Jemaah haji asal Kabupaten Jember masih akan menjalani sejumlah agenda ibadah di Arab Saudi sebelum dipulangkan ke Tanah Air pada akhir Juni 2026. Saat ini, Kementerian Agama (Kemenag) Kabupaten Jember tengah menyiapkan mekanisme pergerakan jemaah dari Makkah menuju Madinah sebagai bagian dari tahapan akhir pelaksanaan ibadah haji.
Kepala Kantor Kementerian Agama Kabupaten Jember, Nur Sholeh, kepada KISS FM, Selasa 2 Juni mengatakan jadwal kepulangan jemaah Jember diperkirakan berlangsung pada 26 hingga 27 Juni 2026. Sebelum itu, para jemaah akan diberangkatkan terlebih dahulu ke Madinah sekitar 10 hari sebelum jadwal pulang.
Menurut Nur Sholeh, peluang jemaah untuk menuntaskan ibadah arbain atau salat berjamaah 40 waktu berturut-turut di Masjid Nabawi masih terbuka. Namun hal itu sangat bergantung pada waktu kedatangan jemaah di Madinah.
Ia menjelaskan, apabila rombongan tiba pada pagi hari, maka kesempatan menyelesaikan arbain menjadi lebih besar karena jemaah dapat langsung mengikuti salat berjamaah sejak waktu zuhur. Sebaliknya, jika tiba menjelang atau setelah waktu zuhur, jumlah waktu salat yang dapat diikuti akan berkurang.

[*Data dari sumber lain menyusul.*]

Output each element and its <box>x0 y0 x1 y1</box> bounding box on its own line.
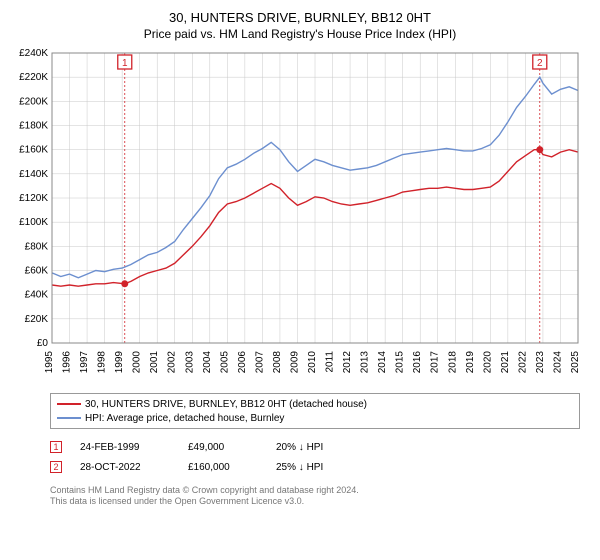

Masa tinggal jemaah di Madinah sendiri diperkirakan sekitar sembilan hari sebelum diberangkatkan menuju bandara untuk kembali ke Indonesia.
Selain memastikan kelancaran agenda ibadah, Kemenag juga terus memantau kondisi kesehatan jemaah. Nur Sholeh memastikan ketersediaan obat-obatan bagi jemaah haji asal Jember masih dalam kondisi aman hingga masa kepulangan.
Ia menegaskan tim kesehatan secara rutin melakukan pemantauan terhadap kondisi jemaah, terutama kelompok lanjut usia dan jemaah berisiko tinggi yang memerlukan perhatian khusus selama berada di Tanah Suci.
Di akhir keterangannya, Nur Sholeh meminta doa dari masyarakat Jember agar seluruh jemaah dan petugas haji senantiasa diberikan kesehatan serta kemudahan dalam menuntaskan seluruh rangkaian ibadah.